Huh? What? Several points: \* Who said the 10MB is all used at once? \* I don't ...

geocar · on Feb 2, 2017

> Who said the 10MB is all used at once?

The parent was suggesting that this was all that was actually needed out of the 100mb or so downloadable. If you think the JVM is smaller, how small is it exactly?

> If you were referring strictly to CPU cache, then I'm even more confused, because the entire existence of that stuff is predicated on it being faster than memory, so... (and even still, if your total CPU cache isn't 10MB, it likely isn't that much smaller).

http://www.intel.co.uk/content/www/uk/en/processors/core/cor...

I don't have anything with 10MB cache.

> It's not like the whole package would sit in RAM the whole time anyway. By your same assertion, I could say that one of my CPU registers is only 64-bits wide, so I imagine all programs larger than 64-bits can't run faster than L3 cache...

If you get into L1, you get about 1000x faster.

http://tech.marksblogg.com/benchmarks.html

> I'm not sure why you'd say it is too big.

Maybe I have a different perspective? If a 600kb runtime is 1000x faster, I want to know what I get by being 10x bigger. I'm quite surprised that there are so many responders defending it given that these benchmarks were just on Hacker News a few days ago.

adrianN · on Feb 2, 2017

Unless you linearly scan the whole binary all the time, your CPU makes sure that only the stuff you're currently using is in the cache, so only the data your hot loop is touching.

You could easily see that your assumption is wrong by observing that a typical C application is not 1000 times faster than a typical Java application.

geocar · on Feb 2, 2017

> Unless you linearly scan the whole binary all the time, your CPU makes sure that only the stuff you're currently using is in the cache, so only the data your hot loop is touching.

Cache fills optimize for linear scans, and have nothing to do with eviction.

> You could easily see that your assumption is wrong by observing that a typical C application is not 1000 times faster than a typical Java application.

What assumption are you talking about?

Where do you find your typical applications? Spark is supposed to be one the fastest Java-implementations of a database system, and it's 1000x slower than the fastest C-implementation database systems, but this is clearly a problem limited by memory.

What about problems that are just CPU-bound? C is at least 3x faster than Java for those[1], so just by being "a little bit faster" (if 3x is a "little" faster) then as soon as we introduce latency (like memory, or network, or disk, and so on) this problem magnifies quickly.

[1]: https://benchmarksgame.alioth.debian.org/u64q/compare.php?la...

cbsmith · on Feb 2, 2017

> Spark is supposed to be one the fastest Java-implementations of a database system, and it's 1000x slower than the fastest C-implementation database systems, but this is clearly a problem limited by memory.

Wow.. so much wrong, I'm not sure how to unpack it all.

a) Spark is Scala, not Java, though both do use the JVM, so I'll give you that.
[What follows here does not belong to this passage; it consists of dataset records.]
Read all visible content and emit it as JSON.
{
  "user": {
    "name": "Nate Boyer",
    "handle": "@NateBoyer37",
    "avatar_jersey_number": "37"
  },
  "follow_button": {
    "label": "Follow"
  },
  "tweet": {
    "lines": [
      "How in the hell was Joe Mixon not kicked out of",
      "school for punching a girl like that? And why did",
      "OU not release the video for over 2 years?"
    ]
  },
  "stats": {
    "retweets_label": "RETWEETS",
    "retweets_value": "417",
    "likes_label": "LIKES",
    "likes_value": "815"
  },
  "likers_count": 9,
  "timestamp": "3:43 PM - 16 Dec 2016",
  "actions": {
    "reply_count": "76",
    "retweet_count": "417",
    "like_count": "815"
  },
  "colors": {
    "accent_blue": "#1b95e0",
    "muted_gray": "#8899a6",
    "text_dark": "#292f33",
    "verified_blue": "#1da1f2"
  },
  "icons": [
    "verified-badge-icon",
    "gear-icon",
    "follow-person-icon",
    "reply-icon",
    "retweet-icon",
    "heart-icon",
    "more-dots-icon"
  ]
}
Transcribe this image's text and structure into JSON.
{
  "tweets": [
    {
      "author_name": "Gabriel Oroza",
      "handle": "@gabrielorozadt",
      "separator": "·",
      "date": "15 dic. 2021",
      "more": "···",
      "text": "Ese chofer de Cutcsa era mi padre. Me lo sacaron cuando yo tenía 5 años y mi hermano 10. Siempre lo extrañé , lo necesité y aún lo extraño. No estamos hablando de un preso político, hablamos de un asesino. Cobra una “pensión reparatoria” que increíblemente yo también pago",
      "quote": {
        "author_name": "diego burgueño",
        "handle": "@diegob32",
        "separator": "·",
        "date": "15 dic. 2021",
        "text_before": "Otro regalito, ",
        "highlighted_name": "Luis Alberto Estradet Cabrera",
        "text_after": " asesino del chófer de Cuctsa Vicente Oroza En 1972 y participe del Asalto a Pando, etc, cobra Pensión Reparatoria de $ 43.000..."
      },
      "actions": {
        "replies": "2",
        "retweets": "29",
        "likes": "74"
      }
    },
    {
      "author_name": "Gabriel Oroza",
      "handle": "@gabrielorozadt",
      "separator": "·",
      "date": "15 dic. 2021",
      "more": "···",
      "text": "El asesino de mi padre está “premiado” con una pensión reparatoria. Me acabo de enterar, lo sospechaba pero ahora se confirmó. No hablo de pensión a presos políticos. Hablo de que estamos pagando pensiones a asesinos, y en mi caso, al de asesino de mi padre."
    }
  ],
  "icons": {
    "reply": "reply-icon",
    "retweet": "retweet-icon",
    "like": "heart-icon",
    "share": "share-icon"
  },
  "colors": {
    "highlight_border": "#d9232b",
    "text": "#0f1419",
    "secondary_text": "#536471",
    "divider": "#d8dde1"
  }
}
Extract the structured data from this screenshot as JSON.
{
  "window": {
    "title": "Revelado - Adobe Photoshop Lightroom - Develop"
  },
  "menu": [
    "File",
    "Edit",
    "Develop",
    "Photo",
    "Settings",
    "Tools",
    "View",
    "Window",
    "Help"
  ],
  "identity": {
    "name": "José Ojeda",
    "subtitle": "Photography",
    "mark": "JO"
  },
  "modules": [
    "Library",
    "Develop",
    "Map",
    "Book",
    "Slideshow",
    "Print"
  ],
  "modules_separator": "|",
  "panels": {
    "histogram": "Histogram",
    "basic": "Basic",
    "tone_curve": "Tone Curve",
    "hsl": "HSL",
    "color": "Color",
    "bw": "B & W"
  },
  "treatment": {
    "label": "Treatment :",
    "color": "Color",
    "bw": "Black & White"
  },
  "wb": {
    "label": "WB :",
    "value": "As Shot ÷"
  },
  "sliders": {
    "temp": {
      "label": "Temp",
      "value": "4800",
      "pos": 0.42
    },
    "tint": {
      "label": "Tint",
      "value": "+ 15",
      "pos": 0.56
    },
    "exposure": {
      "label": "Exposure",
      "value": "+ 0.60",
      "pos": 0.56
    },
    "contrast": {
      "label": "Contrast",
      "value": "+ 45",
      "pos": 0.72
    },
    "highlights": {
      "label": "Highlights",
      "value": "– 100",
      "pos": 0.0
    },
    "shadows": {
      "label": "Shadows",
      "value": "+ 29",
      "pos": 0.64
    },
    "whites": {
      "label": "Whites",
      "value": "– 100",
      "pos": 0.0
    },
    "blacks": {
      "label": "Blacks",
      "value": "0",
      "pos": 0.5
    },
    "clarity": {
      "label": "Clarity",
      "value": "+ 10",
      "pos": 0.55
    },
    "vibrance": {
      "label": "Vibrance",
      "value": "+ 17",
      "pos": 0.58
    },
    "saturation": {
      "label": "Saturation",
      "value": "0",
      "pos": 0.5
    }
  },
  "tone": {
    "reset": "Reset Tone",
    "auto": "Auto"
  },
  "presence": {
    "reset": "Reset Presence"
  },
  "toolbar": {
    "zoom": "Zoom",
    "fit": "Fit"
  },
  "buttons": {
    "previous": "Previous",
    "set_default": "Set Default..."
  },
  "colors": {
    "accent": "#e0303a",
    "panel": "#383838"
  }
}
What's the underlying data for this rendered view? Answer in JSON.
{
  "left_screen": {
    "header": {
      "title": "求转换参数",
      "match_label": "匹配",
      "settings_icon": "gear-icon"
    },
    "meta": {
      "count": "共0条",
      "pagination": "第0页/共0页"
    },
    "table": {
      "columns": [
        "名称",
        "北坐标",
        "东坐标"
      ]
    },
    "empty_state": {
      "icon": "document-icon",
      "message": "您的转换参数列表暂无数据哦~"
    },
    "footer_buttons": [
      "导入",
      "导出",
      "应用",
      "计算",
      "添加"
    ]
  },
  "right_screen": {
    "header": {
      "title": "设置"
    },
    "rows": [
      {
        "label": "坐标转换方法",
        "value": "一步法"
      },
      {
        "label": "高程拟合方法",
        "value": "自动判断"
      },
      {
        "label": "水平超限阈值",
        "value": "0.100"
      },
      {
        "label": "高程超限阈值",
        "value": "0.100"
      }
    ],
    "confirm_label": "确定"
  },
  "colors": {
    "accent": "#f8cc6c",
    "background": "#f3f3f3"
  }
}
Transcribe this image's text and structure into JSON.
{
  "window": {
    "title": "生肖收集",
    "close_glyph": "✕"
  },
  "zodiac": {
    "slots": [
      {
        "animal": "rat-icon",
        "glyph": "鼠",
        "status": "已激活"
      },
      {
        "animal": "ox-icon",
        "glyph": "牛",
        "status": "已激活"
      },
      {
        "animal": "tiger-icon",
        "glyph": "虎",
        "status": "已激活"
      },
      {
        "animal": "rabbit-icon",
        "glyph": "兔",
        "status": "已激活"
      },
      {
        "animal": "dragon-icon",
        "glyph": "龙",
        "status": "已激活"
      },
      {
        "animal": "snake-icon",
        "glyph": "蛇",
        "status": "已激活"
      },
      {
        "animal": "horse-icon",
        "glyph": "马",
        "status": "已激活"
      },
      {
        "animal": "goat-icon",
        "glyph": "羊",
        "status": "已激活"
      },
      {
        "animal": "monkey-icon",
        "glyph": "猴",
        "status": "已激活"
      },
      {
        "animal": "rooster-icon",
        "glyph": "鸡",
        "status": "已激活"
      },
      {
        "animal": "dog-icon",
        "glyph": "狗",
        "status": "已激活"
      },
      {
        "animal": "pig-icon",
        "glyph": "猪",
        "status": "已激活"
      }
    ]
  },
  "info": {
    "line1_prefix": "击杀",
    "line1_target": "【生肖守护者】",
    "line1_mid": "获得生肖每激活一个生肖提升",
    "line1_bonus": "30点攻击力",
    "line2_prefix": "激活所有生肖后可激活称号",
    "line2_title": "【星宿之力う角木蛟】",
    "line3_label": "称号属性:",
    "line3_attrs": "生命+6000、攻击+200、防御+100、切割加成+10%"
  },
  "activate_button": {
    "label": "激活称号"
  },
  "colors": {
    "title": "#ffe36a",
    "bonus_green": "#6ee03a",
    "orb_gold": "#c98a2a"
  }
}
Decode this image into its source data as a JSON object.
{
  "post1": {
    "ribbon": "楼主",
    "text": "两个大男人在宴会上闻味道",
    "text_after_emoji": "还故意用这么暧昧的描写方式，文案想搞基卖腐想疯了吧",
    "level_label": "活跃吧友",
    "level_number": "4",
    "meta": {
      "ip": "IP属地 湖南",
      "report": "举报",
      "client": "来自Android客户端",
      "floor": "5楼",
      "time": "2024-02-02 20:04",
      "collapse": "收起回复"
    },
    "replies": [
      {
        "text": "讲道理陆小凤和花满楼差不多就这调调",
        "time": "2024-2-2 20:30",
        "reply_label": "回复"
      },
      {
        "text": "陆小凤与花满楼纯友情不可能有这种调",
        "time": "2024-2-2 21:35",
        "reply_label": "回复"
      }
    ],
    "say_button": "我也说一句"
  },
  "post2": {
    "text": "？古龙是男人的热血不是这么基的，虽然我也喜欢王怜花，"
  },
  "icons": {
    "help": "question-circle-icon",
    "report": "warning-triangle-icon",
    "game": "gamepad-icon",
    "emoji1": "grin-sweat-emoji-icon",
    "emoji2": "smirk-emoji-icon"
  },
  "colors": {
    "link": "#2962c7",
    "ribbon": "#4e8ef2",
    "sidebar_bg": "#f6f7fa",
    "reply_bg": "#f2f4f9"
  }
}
b) Spark is not a database system, though it is a framework for manipulating data

c) Spark is generally considered to be much faster than Hadoop, and does it's job well, but I'm not sure it qualifies as the fastest anything.

d) By any reasonable interpretation, the fastest Java database system is definitely not Spark. You will find that benchmarks of Java database systems generally don't even include Spark (as an example https://github.com/lmdbjava/benchmarks/blob/master/results/2...)

e) Fast is an ambiguous term... usually you are looking at things like latency, throughput, efficiency, etc. I'm not sure which you mean here.

f) If you know anything at all about runtimes, you'd know that if you've found a Java based system that is 1000x slower than a C based system, either your benchmark is extremely specialized, broken, or you are comparing apples & oranges.

Look, Java certainly has some overhead to it, and sometimes it significantly impacts performance. Before you get too excited about attributing it to runtime size, you might want to look at the size of glibc...

geocar · on Feb 3, 2017

> By any reasonable interpretation, the fastest Java database system is definitely not Spark

What database would you recommend for solving the taxi problem using the JVM?

> Spark is Scala, not Java, though both do use the JVM, so I'll give you that.

What does JVM stand for? I was under the impression that we were talking about it's size (10mb v. 100mb).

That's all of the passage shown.